A l’occasion de l’ouverture de la nouvelle année académique, le pape a salué « l’intuition visionnaire de saint Jean-Paul II », qui a fondé l’institut en 1991. Il a énuméré les nombreuses causes de crises pour la famille contemporaine : « une culture qui exalte un individualisme narcissique, une conception de la liberté débarrassée de la responsabilité à l’égard de l’autre, la croissance de l’indifférence envers le bien commun, l’imposition d’idéologies qui agressent directement le projet familial » et même « le développement de nouvelles technologies qui rendent possibles des pratiques parfois en conflit avec la véritable dignité de la vie humaine ».
Constatant « l’incertitude et la confusion » qui touchent la personne et la vie, le pape François a averti : faire prévaloir « le ‘je’ sur le ‘nous’, l’individu sur la société, (…) contredit le dessein de Dieu, qui a confié le monde et l’histoire à l’alliance de l’homme et de la femme ».  Il a appelé à « reconnaître la différence [homme-femme] comme une richesse et une promesse, non comme un motif d’attrait et de domination », par « une juste valorisation de leur rapport mutuel ». « Et cela se produit, a-t-il ajouté, quand l’homme et la femme se parlent et s’interrogent, s’aiment et agissent ensemble, avec un respect réciproque et bienveillance ».
Au fil de son long discours, le pape a plaidé pour le « rachat » de « cette extraordinaire ‘invention’ de la création divine » qu’est la famille. Il a aussi recommandé « grande compassion et miséricorde pour la vulnérabilité et la faillibilité de l’amour entre les êtres humains ».
AK
Discours du pape François
Excellence,
Monseigneur le Doyen,
Messieurs les professeurs,
Chers élèves,
Je suis particulièrement heureux d’inaugurer avec vous cette nouvelle année académique de l’Institut pontifical Jean-Paul II, le trente-cinquième depuis sa fondation. Je remercie le Grand Chancelier, Son Excellence Mgr Vicenzo Paglia, et le doyen, Mgr Pierangelo Sequeri, pour leurs paroles, et j’étends ma reconnaissance à tous ceux qui ont été à la tête de l’Institut.

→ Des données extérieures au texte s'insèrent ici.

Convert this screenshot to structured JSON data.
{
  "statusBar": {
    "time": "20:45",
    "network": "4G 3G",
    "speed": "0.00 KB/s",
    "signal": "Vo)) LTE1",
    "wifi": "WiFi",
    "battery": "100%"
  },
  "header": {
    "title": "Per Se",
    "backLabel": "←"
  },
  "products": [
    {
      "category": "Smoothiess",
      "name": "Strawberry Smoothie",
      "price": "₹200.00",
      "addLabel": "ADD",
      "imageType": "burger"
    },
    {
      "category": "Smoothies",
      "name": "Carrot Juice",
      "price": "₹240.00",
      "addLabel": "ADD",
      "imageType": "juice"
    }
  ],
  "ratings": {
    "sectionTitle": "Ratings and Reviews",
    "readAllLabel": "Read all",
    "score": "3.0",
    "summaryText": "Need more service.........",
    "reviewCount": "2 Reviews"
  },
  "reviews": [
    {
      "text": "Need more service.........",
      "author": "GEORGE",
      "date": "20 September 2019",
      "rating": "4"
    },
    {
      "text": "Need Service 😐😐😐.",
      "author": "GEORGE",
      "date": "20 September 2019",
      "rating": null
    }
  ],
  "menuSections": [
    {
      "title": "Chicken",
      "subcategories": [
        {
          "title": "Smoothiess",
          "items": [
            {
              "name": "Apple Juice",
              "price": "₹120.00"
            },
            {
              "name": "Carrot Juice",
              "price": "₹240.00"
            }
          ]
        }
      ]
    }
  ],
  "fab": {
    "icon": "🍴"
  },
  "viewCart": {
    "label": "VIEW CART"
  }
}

1. L’intuition visionnaire de saint Jean-Paul II, qui a fortement voulu cette institution académique, peut être aujourd’hui encore mieux reconnue et appréciée dans sa fécondité et son actualité. Son sage discernement des signes des temps a ramené avec vigueur à l’attention de l’Église et de la société humaine elle-même la profondeur et la délicatesse des liens générés à partir de l’alliance conjugale de l’homme et de la femme. Le développement qu’a connu l’Institut sur les cinq continents confirme la validité et le sens de la forme « catholique » de son programme. La vitalité de ce projet, qui a engendré une institution d’un si haut profil, encourage à développer des initiatives ultérieures de dialogue et d’échange avec toutes les institutions académiques, y compris celles qui appartiennent à des domaines religieux et culturels différents, qui sont aujourd’hui engagées dans une réflexion sur cette frontière très délicate de l’humain.
2. Dans la conjoncture actuelle, les liens conjugaux et familiaux sont mis à l’épreuve de bien des manières. L’affirmation de soi d’une culture qui exalte un individualisme narcissique, une conception de la liberté débarrassée de la  responsabilité à l’égard de l’autre, la croissance de l’indifférence envers le bien commun, l’imposition d’idéologies qui agressent directement le projet familial, tout comme la croissance de la pauvreté qui menace l’avenir de tant de familles, sont autant de raisons de crises pour la famille contemporaine. Il y a aussi les questions ouvertes du développement des nouvelles technologies qui rendent possibles des pratiques parfois en conflit avec la véritable dignité de la vie humaine. La complexité de ces nouveaux horizons recommande un lien plus étroit entre l’Institut Jean-Paul II et l’Académie pontificale pour la vie. Je vous exhorte à fréquenter courageusement ces implications nouvelles et délicates avec toute la rigueur nécessaire, sans tomber « dans la tentation de les vernir, de les parfumer, de les ajuster un peu et de les domestiquer » (Lettre au Grand Chancelier de l’Université pontificale catholique argentine, 3 mars 2015).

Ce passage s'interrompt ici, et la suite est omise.